O surto de ciclosporíase nos EUA já infectou mais de 2,8 mil pessoas, segundo autoridades de saúde norte-americanas. A investigação aponta que alfaces e outras folhas consumidas cruas são as principais suspeitas da contaminação pelo protozoário Cyclospora cayetanensis, responsável por causar diarreia intensa, que em alguns casos pode ser descrita como “explosiva”.
De acordo com os Centros de Controle e Prevenção de Doenças (CDC) dos Estados Unidos, a doença já provocou centenas de internações e mobiliza autoridades sanitárias em diversos estados. Apesar dos avanços nas investigações, a origem exata da contaminação ainda não foi identificada.
O que é a ciclosporíase?
A ciclosporíase é uma infecção intestinal provocada pelo protozoário Cyclospora cayetanensis. O parasita é transmitido principalmente pela ingestão de água, frutas e verduras contaminadas.
Os sintomas costumam surgir entre uma e duas semanas após a infecção.
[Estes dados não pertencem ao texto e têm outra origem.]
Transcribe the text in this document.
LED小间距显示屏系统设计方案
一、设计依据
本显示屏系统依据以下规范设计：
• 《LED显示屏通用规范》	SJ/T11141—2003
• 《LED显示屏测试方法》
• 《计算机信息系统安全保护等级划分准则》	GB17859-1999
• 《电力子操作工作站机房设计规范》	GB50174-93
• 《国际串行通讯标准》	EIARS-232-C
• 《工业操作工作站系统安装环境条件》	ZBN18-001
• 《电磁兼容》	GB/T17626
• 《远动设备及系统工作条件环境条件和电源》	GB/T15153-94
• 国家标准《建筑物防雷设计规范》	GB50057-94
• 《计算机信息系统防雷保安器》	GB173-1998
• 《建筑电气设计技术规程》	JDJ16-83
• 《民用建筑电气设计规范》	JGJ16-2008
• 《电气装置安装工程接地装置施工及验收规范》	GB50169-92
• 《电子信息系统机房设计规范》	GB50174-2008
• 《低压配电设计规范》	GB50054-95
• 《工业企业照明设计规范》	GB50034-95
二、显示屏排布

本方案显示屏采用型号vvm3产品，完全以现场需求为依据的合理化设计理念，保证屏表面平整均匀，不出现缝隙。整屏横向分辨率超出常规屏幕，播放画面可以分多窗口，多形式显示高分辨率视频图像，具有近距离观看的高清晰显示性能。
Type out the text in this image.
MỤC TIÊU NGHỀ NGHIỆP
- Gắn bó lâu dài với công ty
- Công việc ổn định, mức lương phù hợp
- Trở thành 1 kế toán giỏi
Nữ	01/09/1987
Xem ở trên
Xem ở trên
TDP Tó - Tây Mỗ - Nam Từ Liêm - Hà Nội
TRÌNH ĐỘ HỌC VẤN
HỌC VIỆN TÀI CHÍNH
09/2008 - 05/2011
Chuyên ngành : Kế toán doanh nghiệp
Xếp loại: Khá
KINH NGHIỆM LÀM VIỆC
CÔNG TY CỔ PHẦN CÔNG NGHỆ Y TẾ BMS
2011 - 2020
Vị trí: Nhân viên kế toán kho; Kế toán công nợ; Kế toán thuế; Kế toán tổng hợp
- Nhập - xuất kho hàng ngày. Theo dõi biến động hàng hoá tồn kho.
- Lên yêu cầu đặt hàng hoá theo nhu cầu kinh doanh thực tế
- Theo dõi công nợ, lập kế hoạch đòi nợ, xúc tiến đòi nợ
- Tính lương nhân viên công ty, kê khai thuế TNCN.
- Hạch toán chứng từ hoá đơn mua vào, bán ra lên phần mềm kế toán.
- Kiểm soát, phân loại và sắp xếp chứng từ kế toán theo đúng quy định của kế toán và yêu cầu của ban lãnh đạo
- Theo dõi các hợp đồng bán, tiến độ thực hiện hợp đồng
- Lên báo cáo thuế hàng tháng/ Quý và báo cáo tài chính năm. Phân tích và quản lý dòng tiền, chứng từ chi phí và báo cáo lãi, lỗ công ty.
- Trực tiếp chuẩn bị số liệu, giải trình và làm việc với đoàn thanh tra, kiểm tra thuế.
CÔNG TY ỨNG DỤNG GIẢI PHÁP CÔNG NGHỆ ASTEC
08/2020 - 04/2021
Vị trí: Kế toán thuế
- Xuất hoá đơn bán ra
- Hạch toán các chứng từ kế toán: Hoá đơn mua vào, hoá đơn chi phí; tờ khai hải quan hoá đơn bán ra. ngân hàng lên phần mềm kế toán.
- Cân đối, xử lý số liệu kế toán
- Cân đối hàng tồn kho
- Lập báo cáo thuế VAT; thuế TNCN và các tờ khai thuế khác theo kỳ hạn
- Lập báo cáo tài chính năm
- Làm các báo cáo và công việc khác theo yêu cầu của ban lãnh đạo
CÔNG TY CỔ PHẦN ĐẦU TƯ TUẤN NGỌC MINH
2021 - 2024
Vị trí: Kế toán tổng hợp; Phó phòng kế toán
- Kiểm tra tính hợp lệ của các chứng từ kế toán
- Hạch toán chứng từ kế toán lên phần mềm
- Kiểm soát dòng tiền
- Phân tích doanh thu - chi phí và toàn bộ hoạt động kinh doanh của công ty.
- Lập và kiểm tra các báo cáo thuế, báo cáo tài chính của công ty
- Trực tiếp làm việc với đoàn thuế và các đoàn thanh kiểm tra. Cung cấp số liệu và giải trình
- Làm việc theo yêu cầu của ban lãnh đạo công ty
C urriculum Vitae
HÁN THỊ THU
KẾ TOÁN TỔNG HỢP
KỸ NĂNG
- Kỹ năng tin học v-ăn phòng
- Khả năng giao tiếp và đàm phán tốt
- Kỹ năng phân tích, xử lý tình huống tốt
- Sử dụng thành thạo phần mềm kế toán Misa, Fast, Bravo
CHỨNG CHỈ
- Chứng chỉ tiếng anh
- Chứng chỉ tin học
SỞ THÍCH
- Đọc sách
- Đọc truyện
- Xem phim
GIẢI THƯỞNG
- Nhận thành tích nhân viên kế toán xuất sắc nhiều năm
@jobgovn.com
Entre eles estão:
- diarreia aquosa intensa;
- cólicas abdominais;
- náuseas;
- perda de apetite;
- perda de peso;
- fadiga;
- mal-estar.
Sem tratamento, os sintomas podem persistir durante semanas ou até meses, alternando períodos de melhora e piora.
Imagem sugerida: Alface e folhas verdes em supermercado ou plantação.
Investigação aponta alface como principal suspeita
As autoridades de Michigan informaram que os primeiros resultados indicam que alfaces e outras folhas utilizadas em saladas podem estar relacionadas ao surto. No entanto, a investigação continua e outros alimentos ainda não foram descartados.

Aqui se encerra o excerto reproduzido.